Officials Increase Warnings to Muslim Fundamentalists

The chickens, it seems, have come home to roost
Surprised by the strong showing of a fundamentalist party in elections for a council representing France's five million Muslims, France has increased warnings to Islamic fundamentalists.

This past week, Interior Minister Nicolas Sarkozy, who personally pressed for the creation of the council, threatened to expel any Muslim leaders who preach extremism.

"Imams who spread views that run counter to (French) republican values will be expelled," said Sarkozy in an interview on Europe 1 radio. Sarkozy has been under criticism by refugee associations for expelling illegal aliens.

On Saturday, the interior minister re-ignited a simmering debate over Islamic headscarves by reminding a meeting of French Islamic organizations that photos of women on official identification papers must show them bareheaded.

Muslims attending the annual congress of the Union of Islamic Organizations (UOIF) in Le Bourget booed and whistled at the minister.

The UOIF, which is said to be based on the militant Muslim Brotherhood of Egypt, came in second place this month in the newly formed French Council of the Muslim Cult that will be the official representation of Western Europe's largest Muslim population to the French government.

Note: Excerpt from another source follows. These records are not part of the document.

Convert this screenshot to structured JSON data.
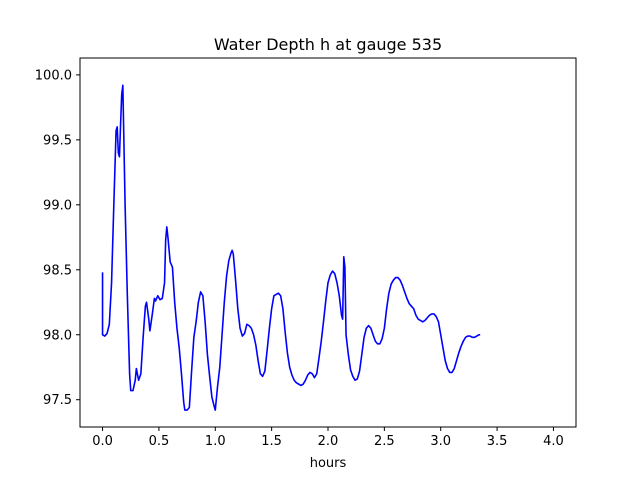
{
  "chart_data": {
    "type": "line",
    "title": "Water Depth h at gauge 535",
    "xlabel": "hours",
    "ylabel": "",
    "xlim": [
      -0.2,
      4.2
    ],
    "ylim": [
      97.29,
      100.13
    ],
    "xticks": [
      0.0,
      0.5,
      1.0,
      1.5,
      2.0,
      2.5,
      3.0,
      3.5,
      4.0
    ],
    "xtick_labels": [
      "0.0",
      "0.5",
      "1.0",
      "1.5",
      "2.0",
      "2.5",
      "3.0",
      "3.5",
      "4.0"
    ],
    "yticks": [
      97.5,
      98.0,
      98.5,
      99.0,
      99.5,
      100.0
    ],
    "ytick_labels": [
      "97.5",
      "98.0",
      "98.5",
      "99.0",
      "99.5",
      "100.0"
    ],
    "grid": false,
    "series": [
      {
        "color": "#0000ff",
        "points": [
          [
            0.0,
            98.48
          ],
          [
            0.0,
            98.0
          ],
          [
            0.02,
            97.99
          ],
          [
            0.04,
            98.01
          ],
          [
            0.06,
            98.08
          ],
          [
            0.08,
            98.4
          ],
          [
            0.1,
            99.0
          ],
          [
            0.12,
            99.57
          ],
          [
            0.13,
            99.6
          ],
          [
            0.14,
            99.4
          ],
          [
            0.15,
            99.37
          ],
          [
            0.16,
            99.62
          ],
          [
            0.17,
            99.85
          ],
          [
            0.18,
            99.92
          ],
          [
            0.2,
            99.0
          ],
          [
            0.22,
            98.3
          ],
          [
            0.24,
            97.7
          ],
          [
            0.25,
            97.57
          ],
          [
            0.27,
            97.57
          ],
          [
            0.29,
            97.65
          ],
          [
            0.3,
            97.74
          ],
          [
            0.32,
            97.65
          ],
          [
            0.34,
            97.7
          ],
          [
            0.36,
            97.98
          ],
          [
            0.38,
            98.22
          ],
          [
            0.39,
            98.25
          ],
          [
            0.41,
            98.12
          ],
          [
            0.42,
            98.03
          ],
          [
            0.44,
            98.15
          ],
          [
            0.46,
            98.28
          ],
          [
            0.47,
            98.26
          ],
          [
            0.49,
            98.3
          ],
          [
            0.51,
            98.27
          ],
          [
            0.53,
            98.28
          ],
          [
            0.55,
            98.4
          ],
          [
            0.56,
            98.73
          ],
          [
            0.57,
            98.83
          ],
          [
            0.58,
            98.75
          ],
          [
            0.6,
            98.56
          ],
          [
            0.62,
            98.52
          ],
          [
            0.64,
            98.25
          ],
          [
            0.66,
            98.05
          ],
          [
            0.68,
            97.9
          ],
          [
            0.7,
            97.7
          ],
          [
            0.72,
            97.48
          ],
          [
            0.73,
            97.42
          ],
          [
            0.75,
            97.42
          ],
          [
            0.77,
            97.44
          ],
          [
            0.79,
            97.72
          ],
          [
            0.81,
            97.98
          ],
          [
            0.83,
            98.1
          ],
          [
            0.85,
            98.25
          ],
          [
            0.87,
            98.33
          ],
          [
            0.89,
            98.3
          ],
          [
            0.91,
            98.1
          ],
          [
            0.93,
            97.85
          ],
          [
            0.95,
            97.68
          ],
          [
            0.97,
            97.52
          ],
          [
            0.99,
            97.45
          ],
          [
            1.0,
            97.42
          ],
          [
            1.02,
            97.6
          ],
          [
            1.04,
            97.75
          ],
          [
            1.06,
            98.0
          ],
          [
            1.08,
            98.25
          ],
          [
            1.1,
            98.45
          ],
          [
            1.12,
            98.57
          ],
          [
            1.14,
            98.63
          ],
          [
            1.15,
            98.65
          ],
          [
            1.16,
            98.62
          ],
          [
            1.18,
            98.42
          ],
          [
            1.2,
            98.2
          ],
          [
            1.22,
            98.05
          ],
          [
            1.24,
            97.99
          ],
          [
            1.26,
            98.01
          ],
          [
            1.28,
            98.08
          ],
          [
            1.3,
            98.07
          ],
          [
            1.32,
            98.05
          ],
          [
            1.34,
            98.0
          ],
          [
            1.36,
            97.92
          ],
          [
            1.38,
            97.8
          ],
          [
            1.4,
            97.7
          ],
          [
            1.42,
            97.68
          ],
          [
            1.44,
            97.72
          ],
          [
            1.46,
            97.88
          ],
          [
            1.48,
            98.05
          ],
          [
            1.5,
            98.2
          ],
          [
            1.52,
            98.3
          ],
          [
            1.54,
            98.31
          ],
          [
            1.56,
            98.32
          ],
          [
            1.58,
            98.3
          ],
          [
            1.6,
            98.2
          ],
          [
            1.62,
            98.02
          ],
          [
            1.64,
            97.86
          ],
          [
            1.66,
            97.75
          ],
          [
            1.68,
            97.69
          ],
          [
            1.7,
            97.65
          ],
          [
            1.72,
            97.63
          ],
          [
            1.74,
            97.62
          ],
          [
            1.76,
            97.61
          ],
          [
            1.78,
            97.62
          ],
          [
            1.8,
            97.65
          ],
          [
            1.82,
            97.69
          ],
          [
            1.84,
            97.71
          ],
          [
            1.86,
            97.7
          ],
          [
            1.88,
            97.67
          ],
          [
            1.9,
            97.7
          ],
          [
            1.92,
            97.82
          ],
          [
            1.94,
            97.95
          ],
          [
            1.96,
            98.1
          ],
          [
            1.98,
            98.26
          ],
          [
            2.0,
            98.4
          ],
          [
            2.02,
            98.46
          ],
          [
            2.04,
            98.49
          ],
          [
            2.06,
            98.47
          ],
          [
            2.08,
            98.4
          ],
          [
            2.1,
            98.3
          ],
          [
            2.12,
            98.15
          ],
          [
            2.13,
            98.12
          ],
          [
            2.14,
            98.6
          ],
          [
            2.15,
            98.52
          ],
          [
            2.16,
            98.0
          ],
          [
            2.18,
            97.85
          ],
          [
            2.2,
            97.73
          ],
          [
            2.22,
            97.68
          ],
          [
            2.24,
            97.65
          ],
          [
            2.26,
            97.66
          ],
          [
            2.28,
            97.72
          ],
          [
            2.3,
            97.85
          ],
          [
            2.32,
            97.98
          ],
          [
            2.34,
            98.05
          ],
          [
            2.36,
            98.07
          ],
          [
            2.38,
            98.05
          ],
          [
            2.4,
            98.0
          ],
          [
            2.42,
            97.95
          ],
          [
            2.44,
            97.93
          ],
          [
            2.46,
            97.93
          ],
          [
            2.48,
            97.97
          ],
          [
            2.5,
            98.05
          ],
          [
            2.52,
            98.2
          ],
          [
            2.54,
            98.32
          ],
          [
            2.56,
            98.39
          ],
          [
            2.58,
            98.42
          ],
          [
            2.6,
            98.44
          ],
          [
            2.62,
            98.44
          ],
          [
            2.64,
            98.42
          ],
          [
            2.66,
            98.38
          ],
          [
            2.68,
            98.33
          ],
          [
            2.7,
            98.28
          ],
          [
            2.72,
            98.24
          ],
          [
            2.74,
            98.22
          ],
          [
            2.76,
            98.2
          ],
          [
            2.78,
            98.15
          ],
          [
            2.8,
            98.12
          ],
          [
            2.82,
            98.11
          ],
          [
            2.84,
            98.1
          ],
          [
            2.86,
            98.11
          ],
          [
            2.88,
            98.13
          ],
          [
            2.9,
            98.15
          ],
          [
            2.92,
            98.16
          ],
          [
            2.94,
            98.16
          ],
          [
            2.96,
            98.14
          ],
          [
            2.98,
            98.1
          ],
          [
            3.0,
            98.0
          ],
          [
            3.02,
            97.9
          ],
          [
            3.04,
            97.8
          ],
          [
            3.06,
            97.74
          ],
          [
            3.08,
            97.71
          ],
          [
            3.1,
            97.71
          ],
          [
            3.12,
            97.74
          ],
          [
            3.14,
            97.8
          ],
          [
            3.16,
            97.86
          ],
          [
            3.18,
            97.91
          ],
          [
            3.2,
            97.95
          ],
          [
            3.22,
            97.98
          ],
          [
            3.24,
            97.99
          ],
          [
            3.26,
            97.99
          ],
          [
            3.28,
            97.98
          ],
          [
            3.3,
            97.98
          ],
          [
            3.32,
            97.99
          ],
          [
            3.34,
            98.0
          ],
          [
            3.35,
            98.0
          ]
        ]
      }
    ]
  }
}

Sarkozy defended his initiatives to help create the council by saying Islam in France had become an underground religion of "basements and garages." Increasingly, second- and third-generation French-born youth of North African parents are becoming more devout and adding to the number of practicing Muslims.

The new council will be the intermediary with the French government for the building of new mosques and even religious schools. Sarkozy said he would make sure the council would not spread radical views nor try to create Islamic law in France.

"Islamic law will not be applied anywhere because it is not the law of the French Republic," said Sarkozy.

Under an agreement previously negotiated, Dalil Boubakeur, the head of the Paris Mosque and representative of a moderate, secular-oriented Algerian-backed party, will be the president of the council.

Boubakeur will lead the body even though his party finished in third place in this month's elections.

The National Federation of the Muslims of France, a Moroccan-dominated party, won the majority of seats.

Objections to Headscarf Comment

Sarkozy's reference last weekend to existing legislation requiring all persons to be bareheaded on identification photographs was seen as a provocation by many French Muslims.

In an interview in the Le Parisien newspaper on Sunday, Sarkozy said he expected to be booed when he made his statement.

"But this won't make me pull back," he said. The minister said that even Catholic nuns must be bareheaded in photos, so there should be no exception for Muslim women.

The UOIF said it would abide by government law, but officials have expressed displeasure at the rule. At Saturday's meeting, a former secretary general of the organization compared the French law requiring women to be bareheaded for identification photos to the mandatory wearing of a yellow Star of David by Jews during the Holocaust.

This week, the minister of education announced that he would propose new legislation next year reaffirming the secularity of schools, where there have been numerous incidents over the years of Muslim students wearing headscarves being barred from classes.

French law allows the wearing of small, unostentatious religious symbols that are not arrogantly displayed and leaves decisions on the matter up to the heads of individual schools.

In announcing his proposal for a new law on secularism, Education Minister Luc Ferry said the public powers have to reaffirm "very firmly" the French republic's principles of secularism "in the face of this rise in communitarianism, racism and anti-Semitism.